The administration of the drug even before discharge from the stroke unit and the explanation for the selection of the recommended anticoagulant in the discharge letters of our stroke unit led to a high adherence to recommended anticoagulation after patients’ reintegration in their social environment. Thus, recent evidence for starting anticoagulation during acute stroke hospitalization without a substantial increase in cerebral bleeding complications [18] may increase adherence considerably. In those without commenced anticoagulation during stroke unit hospitalization, e.g., after a secondary parenchymal hemorrhage or in the presence of a large infarct (often with subsequent severe disability), continuous education of rehabilitation physicians by stroke physicians and/or the involvement of stroke physicians in the post-stroke decision process might encourage former to start secondary preventive anticoagulation before the patient is dismissed in his/her social environment and additionally may increase adherence.
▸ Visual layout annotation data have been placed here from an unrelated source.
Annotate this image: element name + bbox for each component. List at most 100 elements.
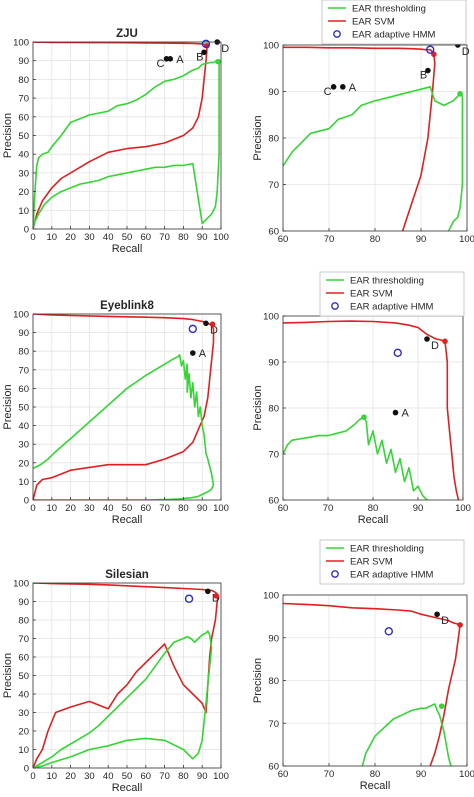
x-tick-label: 30 [84,503,95,514]
chart-panel-2: AD 0 10 20 30 40 50 60 70 80 90 100 0 10 20 30 40 50 60 70 8… [2,300,229,526]
x-tick-label: 70 [159,503,170,514]
legend-label: EAR adaptive HMM [350,570,434,581]
x-tick-label: 10 [47,503,58,514]
series-line-red [283,320,460,500]
x-tick-label: 60 [278,234,289,245]
x-tick-label: 30 [84,771,95,782]
marker-dot [163,56,170,62]
x-tick-label: 90 [197,771,208,782]
legend-label: EAR thresholding [350,276,424,287]
chart-panel-3: A D 60 70 80 90 100 60 70 80 90 100 Recall Precision E… [252,271,471,526]
marker-ring [384,627,393,636]
y-tick-label: 100 [263,312,279,323]
x-tick-label: 70 [324,769,335,780]
marker-label: A [402,408,410,420]
y-tick-label: 90 [268,87,279,98]
x-tick-label: 60 [141,503,152,514]
series-line-red [283,46,436,231]
marker-label: D [441,615,449,627]
x-tick-label: 90 [416,769,427,780]
y-tick-label: 60 [18,112,29,123]
marker-label: C [156,58,164,70]
series-group [33,583,219,768]
marker-ring [184,594,194,603]
y-tick-label: 100 [13,38,29,49]
legend: EAR thresholding EAR SVM EAR adaptive HMM [319,271,465,317]
series-group [283,46,464,231]
legend-label: EAR adaptive HMM [350,302,434,313]
marker-label: A [176,54,184,66]
marker-dot [457,622,463,628]
y-tick-label: 40 [18,690,29,701]
x-tick-label: 70 [159,232,170,243]
marker-dot [330,84,337,90]
marker-dot [203,320,209,327]
series-group [283,320,460,500]
chart-title: Silesian [105,569,148,581]
x-tick-label: 40 [103,232,114,243]
marker-ring [188,324,198,334]
y-tick-label: 40 [18,421,29,432]
x-tick-label: 80 [178,503,189,514]
y-axis-label: Precision [2,653,14,698]
y-tick-label: 50 [18,671,29,682]
y-tick-label: 60 [18,653,29,664]
x-tick-label: 100 [455,503,471,514]
y-tick-label: 20 [18,458,29,469]
x-tick-label: 50 [122,503,133,514]
x-tick-label: 90 [413,503,424,514]
x-tick-label: 80 [178,771,189,782]
y-tick-label: 90 [18,328,29,339]
x-axis-label: Recall [358,514,389,526]
marker-ring [201,39,211,49]
y-tick-label: 80 [18,75,29,86]
series-line-red [283,602,461,766]
x-tick-label: 100 [213,503,229,514]
y-tick-label: 100 [263,41,279,52]
marker-dot [213,593,220,599]
x-tick-label: 40 [103,771,114,782]
x-tick-label: 10 [47,232,58,243]
legend: EAR thresholding EAR SVM EAR adaptive HMM [321,0,467,45]
y-tick-label: 0 [24,764,29,775]
y-axis-label: Precision [2,384,14,429]
marker-dot [424,336,430,342]
chart-panel-4: D010203040506070809010001020304050607080… [2,569,229,794]
x-tick-label: 30 [84,232,95,243]
marker-dot [434,611,440,618]
marker-label: A [199,348,207,360]
x-tick-label: 20 [65,771,76,782]
marker-label: D [221,43,229,55]
y-tick-label: 50 [18,131,29,142]
y-tick-label: 0 [24,225,29,236]
x-tick-label: 70 [324,234,335,245]
x-tick-label: 20 [65,503,76,514]
y-tick-label: 90 [18,56,29,67]
marker-label: D [462,46,470,58]
y-tick-label: 60 [268,496,279,507]
x-tick-label: 60 [141,232,152,243]
x-tick-label: 80 [370,769,381,780]
y-tick-label: 100 [13,579,29,590]
x-tick-label: 70 [159,771,170,782]
series-line-green [283,416,429,500]
marker-dot [392,409,399,416]
y-tick-label: 10 [18,206,29,217]
y-tick-label: 70 [18,365,29,376]
marker-dot [205,588,211,595]
y-tick-label: 90 [268,358,279,369]
y-tick-label: 20 [18,727,29,738]
marker-label: B [196,51,203,63]
y-axis-label: Precision [2,113,14,158]
marker-dot [442,338,448,345]
legend-label: EAR SVM [352,17,395,28]
series-group [283,602,461,766]
y-tick-label: 30 [18,168,29,179]
y-axis-label: Precision [252,115,264,160]
y-tick-label: 60 [268,227,279,238]
x-tick-label: 0 [30,232,35,243]
x-tick-label: 40 [103,503,114,514]
x-axis-label: Recall [112,514,143,526]
legend-label: EAR SVM [350,557,393,568]
x-tick-label: 70 [323,503,334,514]
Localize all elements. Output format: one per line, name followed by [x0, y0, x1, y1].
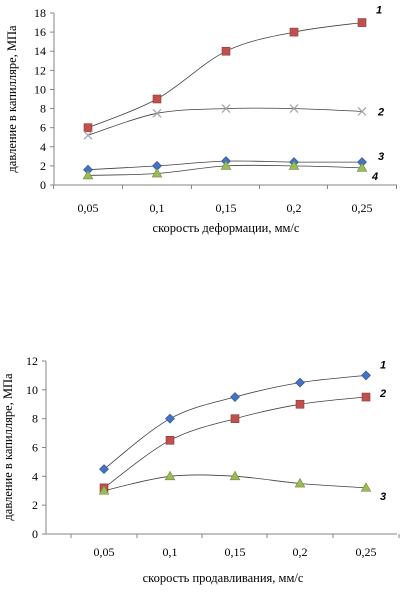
- y-tick-label: 0: [40, 178, 46, 192]
- series-2: 2: [99, 388, 386, 493]
- data-point-1: [165, 413, 175, 424]
- data-point-2: [229, 470, 241, 481]
- data-point-3: [288, 160, 300, 170]
- series-label: 2: [379, 388, 386, 400]
- x-tick-label: 0,15: [225, 545, 246, 559]
- series-2: 2: [83, 104, 384, 140]
- data-point-4: [361, 370, 371, 381]
- x-tick-label: 0,25: [352, 201, 373, 215]
- y-tick-label: 10: [34, 82, 46, 96]
- y-tick-label: 8: [32, 412, 38, 426]
- data-point-2: [221, 46, 231, 56]
- y-tick-label: 18: [34, 6, 46, 20]
- data-point-4: [357, 106, 367, 116]
- y-tick-label: 4: [40, 140, 46, 154]
- data-point-2: [230, 414, 240, 423]
- data-point-1: [152, 108, 162, 118]
- data-point-2: [220, 160, 232, 170]
- series-label: 2: [377, 106, 384, 118]
- y-tick-label: 14: [34, 44, 46, 58]
- x-tick-label: 0,15: [216, 201, 237, 215]
- y-tick-label: 12: [34, 63, 46, 77]
- x-tick-label: 0,2: [293, 545, 308, 559]
- series-1: 1: [99, 359, 386, 475]
- y-axis-title: давление в капилляре, МПа: [5, 25, 19, 173]
- data-point-2: [230, 392, 240, 402]
- data-point-1: [151, 167, 163, 178]
- data-point-0: [83, 123, 93, 132]
- x-axis-title: скорость деформации, мм/с: [153, 221, 300, 235]
- x-tick-label: 0,25: [356, 545, 377, 559]
- data-point-3: [289, 104, 299, 114]
- data-point-0: [82, 169, 94, 180]
- y-tick-label: 2: [40, 159, 46, 173]
- series-label: 1: [380, 359, 386, 371]
- data-point-3: [289, 27, 299, 37]
- y-tick-label: 10: [26, 383, 38, 397]
- y-tick-label: 12: [26, 354, 38, 368]
- series-4: 4: [82, 160, 378, 183]
- data-point-3: [294, 477, 306, 488]
- x-tick-label: 0,05: [94, 545, 115, 559]
- x-axis-title: скорость продавливания, мм/с: [143, 571, 304, 585]
- y-tick-label: 6: [32, 441, 38, 455]
- series-3: 3: [98, 470, 386, 503]
- data-point-1: [165, 435, 175, 445]
- data-point-1: [164, 470, 176, 481]
- y-tick-label: 6: [40, 121, 46, 135]
- series-label: 1: [376, 5, 382, 17]
- y-tick-label: 2: [32, 498, 38, 512]
- data-point-4: [361, 392, 371, 402]
- x-tick-label: 0,1: [150, 201, 165, 215]
- y-tick-label: 4: [32, 469, 38, 483]
- data-point-4: [357, 18, 367, 27]
- series-1: 1: [83, 5, 382, 132]
- y-tick-label: 0: [32, 527, 38, 541]
- data-point-4: [356, 162, 368, 172]
- x-tick-label: 0,05: [78, 201, 99, 215]
- series-label: 4: [371, 171, 378, 183]
- data-point-3: [295, 377, 305, 388]
- y-tick-label: 8: [40, 102, 46, 116]
- series-trendline: [87, 22, 363, 129]
- data-point-1: [152, 94, 162, 104]
- data-point-0: [83, 130, 93, 140]
- data-point-4: [360, 482, 372, 492]
- data-point-0: [98, 485, 110, 495]
- data-point-2: [221, 104, 231, 114]
- x-tick-label: 0,1: [163, 545, 178, 559]
- y-tick-label: 16: [34, 25, 46, 39]
- x-tick-label: 0,2: [287, 201, 302, 215]
- data-point-3: [295, 399, 305, 409]
- series-label: 3: [378, 151, 384, 163]
- series-label: 3: [380, 491, 386, 503]
- series-3: 3: [83, 151, 384, 175]
- y-axis-title: давление в капилляре, МПа: [1, 373, 15, 521]
- data-point-0: [99, 464, 109, 475]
However, further investigations are needed to address non-adherence due to later secondary termination of an already-implemented anticoagulation and its underlying reasons.

The authors thank Annette Glänzel [A.G.] for stroke register documentation and telephone calls.

Diagnostic and therapeutic procedures all performed within standard clinical practice, data collection and pseudonymized documentation in our institution’s vascular and stroke registry and routine telephone survey in stroke unit patients by hospital staff is in accordance with good clinical practice and federal and national data protection laws, so that the Ethics Committee of the Otto von Guericke University Magdeburg waived the need for ethics committee approval. Data inspection/handling and telephone survey by the doctoral student (T.F.) need approval according to federal data protection laws and were approved by the Ethical Committee of the Otto von Guericke University Magdeburg (Registration number 158/19). During hospitalization, stroke unit physicians informed the patient and, in case of a vulnerable patient, his/her legal representative about the objective of our survey, the voluntary nature of participation, the possibility of withdrawing consent to participate at any time, and the anonymized data analysis and data publication. If written informed consent to participate was obtained and corroborated at the telephone call, follow-up information was gathered. If written informed consent could not be obtained during hospitalization, patient was informed at the telephone call, and consent was inferred by completion of the questionnaire/participation in the interview. The ways of getting informed consent were approved by the Ethics Committee.

The authors have no conflicts of interest to declare.

No funding relevant to the study was received.

M.G. planned and initiated the study and consolidated the register and discharge data. T.F. performed follow-up telephone interviews and collected follow-up data. T.F. and M.G. performed statistical analyses and wrote the first draft of the paper. A.A., J.N., S.S., A.H., M.B., and M.S. contributed ideas and edited the final draft. All authors read and approved the final manuscript.

All data generated or analyzed during this study are included in this article. Further inquiries can be directed to the corresponding author.